Residential fires during the holiday season are more frequent, more costly, and more deadly than at any other time of the year. The U.S. Fire Administration (USFA) reports more than double the number of open flame fires on Christmas Day than on an average day, and about twice as many on New Year's Day. And when those fires occur, they do more damage: Property loss during a holiday fire is 34% greater than in an average fire, and the number of fatalities per thousand fires is nearly 70% higher. When the source of the fire is a
highly flammable Christmas tree, the toll in property and lives is even greater.
Cooking is the top cause of holiday fires, according to the USFA. The most common culprit is food that's left unattended. It is easy to get distracted; take a pot holder with you when you leave the kitchen as a reminder that you have something on the stove. Make sure to keep a kitchen fire extinguisher that is rated for all types of fires, and check that smoke detectors are working.
If you are planing to deep fry your holiday turkey, do it outside, on a flat, level surface at least 10 feet from the house.
The incidence of candle fires is four times higher during December than during other months. According to the National Fire Protection Association, four of the five most dangerous days of the year for residential candle fires are Christmas,Christmas Eve and New Year's/ Eve. (The fifth is Halloween.)
To reduce the danger, maintain about a foot of space between the candle and anything that can burn. Set candles on sturdy bases or cover with hurricane globes. Never leave flames unattended. Before bed walk through each room to make sure candles are blown out. For atmosphere without worry, consider flameless LED candles.
It takes less than 30 seconds for a dry tree to engulf a room in flames, according to the Building and Fire Research Laboratory of the National Institute for Standards and Technology. They make turpentine out of pine trees.
To minimize risk, buy a fresh tree with intact needles, get a fresh cut on the trunk, and water it every day. A well watered tree is almost impossible to ignite. Keep the tree away from heat sources, such as a fireplace or radiator, and out of traffic patterns, if you're using live garlands and other greenery keep them at least three feet away from heating sources.

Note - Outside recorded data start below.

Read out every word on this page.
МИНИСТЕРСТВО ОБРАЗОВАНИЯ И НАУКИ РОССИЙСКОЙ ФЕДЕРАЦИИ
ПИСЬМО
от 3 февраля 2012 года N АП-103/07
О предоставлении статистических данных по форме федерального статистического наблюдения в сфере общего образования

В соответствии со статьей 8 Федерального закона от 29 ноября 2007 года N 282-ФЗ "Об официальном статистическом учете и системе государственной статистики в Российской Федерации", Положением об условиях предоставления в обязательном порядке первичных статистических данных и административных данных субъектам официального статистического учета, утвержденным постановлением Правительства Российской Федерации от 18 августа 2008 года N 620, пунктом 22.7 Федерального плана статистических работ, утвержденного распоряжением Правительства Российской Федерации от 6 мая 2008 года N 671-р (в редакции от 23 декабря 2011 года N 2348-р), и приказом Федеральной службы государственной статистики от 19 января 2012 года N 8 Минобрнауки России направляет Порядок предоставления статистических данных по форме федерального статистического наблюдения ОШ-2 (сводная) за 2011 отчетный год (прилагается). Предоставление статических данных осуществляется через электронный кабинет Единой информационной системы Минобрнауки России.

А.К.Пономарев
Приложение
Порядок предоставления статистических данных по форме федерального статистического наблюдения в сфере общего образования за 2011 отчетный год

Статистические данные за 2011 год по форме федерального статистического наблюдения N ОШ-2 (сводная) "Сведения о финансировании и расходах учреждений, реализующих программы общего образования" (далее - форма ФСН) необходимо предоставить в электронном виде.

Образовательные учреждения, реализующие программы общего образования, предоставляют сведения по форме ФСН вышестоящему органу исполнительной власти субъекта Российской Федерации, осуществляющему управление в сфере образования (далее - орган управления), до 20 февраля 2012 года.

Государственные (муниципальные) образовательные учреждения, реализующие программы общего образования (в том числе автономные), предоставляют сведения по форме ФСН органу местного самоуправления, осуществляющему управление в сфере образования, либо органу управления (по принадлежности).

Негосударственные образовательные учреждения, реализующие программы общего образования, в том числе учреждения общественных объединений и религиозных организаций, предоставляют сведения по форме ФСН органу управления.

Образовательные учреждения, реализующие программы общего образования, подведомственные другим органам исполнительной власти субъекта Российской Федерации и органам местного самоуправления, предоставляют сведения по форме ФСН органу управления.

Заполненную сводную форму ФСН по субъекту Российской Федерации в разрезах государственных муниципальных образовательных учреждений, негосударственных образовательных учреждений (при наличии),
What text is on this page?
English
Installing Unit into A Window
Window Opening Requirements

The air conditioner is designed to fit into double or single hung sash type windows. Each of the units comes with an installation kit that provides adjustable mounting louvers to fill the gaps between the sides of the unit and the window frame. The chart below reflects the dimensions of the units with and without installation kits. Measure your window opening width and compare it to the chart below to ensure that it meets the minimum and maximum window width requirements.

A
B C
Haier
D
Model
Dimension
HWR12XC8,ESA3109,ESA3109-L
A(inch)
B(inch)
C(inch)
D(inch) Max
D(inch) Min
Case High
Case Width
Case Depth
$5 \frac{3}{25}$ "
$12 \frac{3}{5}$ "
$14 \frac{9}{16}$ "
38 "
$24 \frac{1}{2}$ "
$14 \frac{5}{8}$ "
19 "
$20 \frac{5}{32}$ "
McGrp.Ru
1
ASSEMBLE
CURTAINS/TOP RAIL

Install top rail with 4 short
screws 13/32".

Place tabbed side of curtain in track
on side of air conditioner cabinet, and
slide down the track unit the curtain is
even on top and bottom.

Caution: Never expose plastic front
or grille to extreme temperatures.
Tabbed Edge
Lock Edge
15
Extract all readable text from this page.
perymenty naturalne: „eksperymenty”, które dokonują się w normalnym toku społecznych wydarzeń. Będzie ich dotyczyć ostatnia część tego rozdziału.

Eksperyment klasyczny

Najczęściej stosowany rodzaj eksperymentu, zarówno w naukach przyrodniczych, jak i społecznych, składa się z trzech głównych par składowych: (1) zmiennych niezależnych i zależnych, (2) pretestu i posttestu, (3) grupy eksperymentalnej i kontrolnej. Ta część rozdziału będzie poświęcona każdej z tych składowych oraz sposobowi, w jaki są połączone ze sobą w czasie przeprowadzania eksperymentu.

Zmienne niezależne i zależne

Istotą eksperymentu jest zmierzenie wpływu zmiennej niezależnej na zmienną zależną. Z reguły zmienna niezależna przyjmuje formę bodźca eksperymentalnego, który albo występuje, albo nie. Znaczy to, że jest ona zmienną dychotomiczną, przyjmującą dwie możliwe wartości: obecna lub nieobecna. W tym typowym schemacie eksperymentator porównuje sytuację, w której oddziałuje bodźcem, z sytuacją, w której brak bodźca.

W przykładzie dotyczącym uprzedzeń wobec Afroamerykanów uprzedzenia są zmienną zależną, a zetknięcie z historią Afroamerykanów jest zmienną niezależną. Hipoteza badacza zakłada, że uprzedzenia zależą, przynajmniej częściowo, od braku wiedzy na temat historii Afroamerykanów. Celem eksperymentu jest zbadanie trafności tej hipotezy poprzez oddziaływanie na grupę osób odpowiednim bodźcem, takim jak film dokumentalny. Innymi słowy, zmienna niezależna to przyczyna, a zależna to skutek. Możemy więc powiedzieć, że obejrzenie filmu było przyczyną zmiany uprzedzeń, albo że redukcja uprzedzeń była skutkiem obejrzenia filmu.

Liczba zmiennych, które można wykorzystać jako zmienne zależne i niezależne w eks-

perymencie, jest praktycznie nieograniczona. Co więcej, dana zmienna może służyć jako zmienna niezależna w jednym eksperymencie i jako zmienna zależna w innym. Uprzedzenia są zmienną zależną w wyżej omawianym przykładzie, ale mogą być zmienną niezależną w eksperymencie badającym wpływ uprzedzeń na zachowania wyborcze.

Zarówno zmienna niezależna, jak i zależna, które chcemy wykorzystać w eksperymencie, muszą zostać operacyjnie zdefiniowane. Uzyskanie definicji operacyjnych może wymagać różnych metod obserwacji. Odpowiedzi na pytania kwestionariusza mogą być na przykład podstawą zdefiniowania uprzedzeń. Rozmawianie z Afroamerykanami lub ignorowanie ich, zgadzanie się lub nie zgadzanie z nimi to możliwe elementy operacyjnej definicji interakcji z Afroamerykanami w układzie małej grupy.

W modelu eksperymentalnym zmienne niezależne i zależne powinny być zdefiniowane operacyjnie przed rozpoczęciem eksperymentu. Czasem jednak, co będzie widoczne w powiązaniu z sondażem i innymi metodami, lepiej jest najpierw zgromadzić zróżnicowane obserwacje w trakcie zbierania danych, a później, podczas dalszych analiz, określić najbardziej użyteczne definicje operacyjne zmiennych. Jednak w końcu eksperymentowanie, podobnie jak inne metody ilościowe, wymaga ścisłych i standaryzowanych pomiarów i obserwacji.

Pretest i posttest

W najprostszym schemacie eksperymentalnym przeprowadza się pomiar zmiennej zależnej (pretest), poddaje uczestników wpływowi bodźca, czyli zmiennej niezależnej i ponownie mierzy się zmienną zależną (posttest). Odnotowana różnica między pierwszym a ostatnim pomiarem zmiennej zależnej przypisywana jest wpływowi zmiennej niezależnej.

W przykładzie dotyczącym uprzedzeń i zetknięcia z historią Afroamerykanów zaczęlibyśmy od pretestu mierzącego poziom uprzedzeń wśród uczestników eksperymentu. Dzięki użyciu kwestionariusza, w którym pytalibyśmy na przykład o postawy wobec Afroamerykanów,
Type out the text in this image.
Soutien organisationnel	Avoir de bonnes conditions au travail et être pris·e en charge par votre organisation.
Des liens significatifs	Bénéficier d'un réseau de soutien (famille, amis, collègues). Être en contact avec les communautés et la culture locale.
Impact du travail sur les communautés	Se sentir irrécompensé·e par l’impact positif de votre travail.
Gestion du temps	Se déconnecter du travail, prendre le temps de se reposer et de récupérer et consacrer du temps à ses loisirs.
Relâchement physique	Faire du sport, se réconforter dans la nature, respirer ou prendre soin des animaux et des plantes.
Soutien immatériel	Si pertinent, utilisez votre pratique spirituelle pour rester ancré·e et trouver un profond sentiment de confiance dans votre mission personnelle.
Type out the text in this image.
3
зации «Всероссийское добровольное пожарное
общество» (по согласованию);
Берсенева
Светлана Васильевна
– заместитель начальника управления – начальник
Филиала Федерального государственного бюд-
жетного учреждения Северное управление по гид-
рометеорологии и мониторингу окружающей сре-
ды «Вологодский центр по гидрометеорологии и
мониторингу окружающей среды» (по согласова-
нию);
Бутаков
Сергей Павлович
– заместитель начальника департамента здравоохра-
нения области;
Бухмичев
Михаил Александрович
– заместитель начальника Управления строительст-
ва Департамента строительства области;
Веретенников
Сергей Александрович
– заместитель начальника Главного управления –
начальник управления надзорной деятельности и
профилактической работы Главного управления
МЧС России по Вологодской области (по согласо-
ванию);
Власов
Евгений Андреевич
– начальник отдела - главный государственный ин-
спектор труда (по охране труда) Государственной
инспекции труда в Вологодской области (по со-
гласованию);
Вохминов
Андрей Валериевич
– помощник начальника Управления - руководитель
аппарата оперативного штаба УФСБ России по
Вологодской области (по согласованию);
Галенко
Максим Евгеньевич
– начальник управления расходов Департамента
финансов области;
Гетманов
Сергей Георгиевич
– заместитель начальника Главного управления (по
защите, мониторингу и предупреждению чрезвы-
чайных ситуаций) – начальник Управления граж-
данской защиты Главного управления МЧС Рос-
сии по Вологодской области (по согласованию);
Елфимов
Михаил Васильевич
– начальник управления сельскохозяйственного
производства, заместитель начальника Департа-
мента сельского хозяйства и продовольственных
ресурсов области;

No matter how well the tree is watered, it will start to dry out after about four weeks. Take it down after the holidays. Artificial trees do not pose much of a fire hazard: just make sure yours is flame retardant.
Inspect light strings, and throw out any with frayed or cracked wires or broken sockets. When decorating, do not run more than three strings of lights end to end. Stacking the plugs is much safer when you are using a large quantity of lights. Extension cords should be in good condition and UL rated for indoor use. Check outdoor receptacles to make sure the ground fault interrupters do not trip. If they trip repeatedly, they need to be replaced.
When hanging lights outside, avoid using nails or staples, which can damage the wiring and increase the risk of a fire, instead, use UL rated clips or hangers. And take lights down within 90 days. If you leave them up all year round squirrels chew on them and they get damaged by weather.
Kids Playing With Matches
The number of blazes and, tragically, the number of deaths caused by children playing with fire goes up significantly during the holidays. From January through March, 13% of fire deaths are the result of children playing with fire, the USFA reports; in December, that percentage doubles. So keep matches and lighters out of kids' reach. We tend to underestimate the power of these tools. A match or lighter could be more deadly than a loaded gun in the hands of a small child.
Soot can harden on chimney walls as flammable creosote, so before the fireplace season begins, have your chimney inspected to see if it needs cleaning. Screen the fireplace to prevent embers from popping out onto the floor or carpet, and never use flammable liquids to start a fire in the fireplace. Only burn seasoned wood , no wrapping paper.
A fireplace screen prevents embers from popping out onto your floor.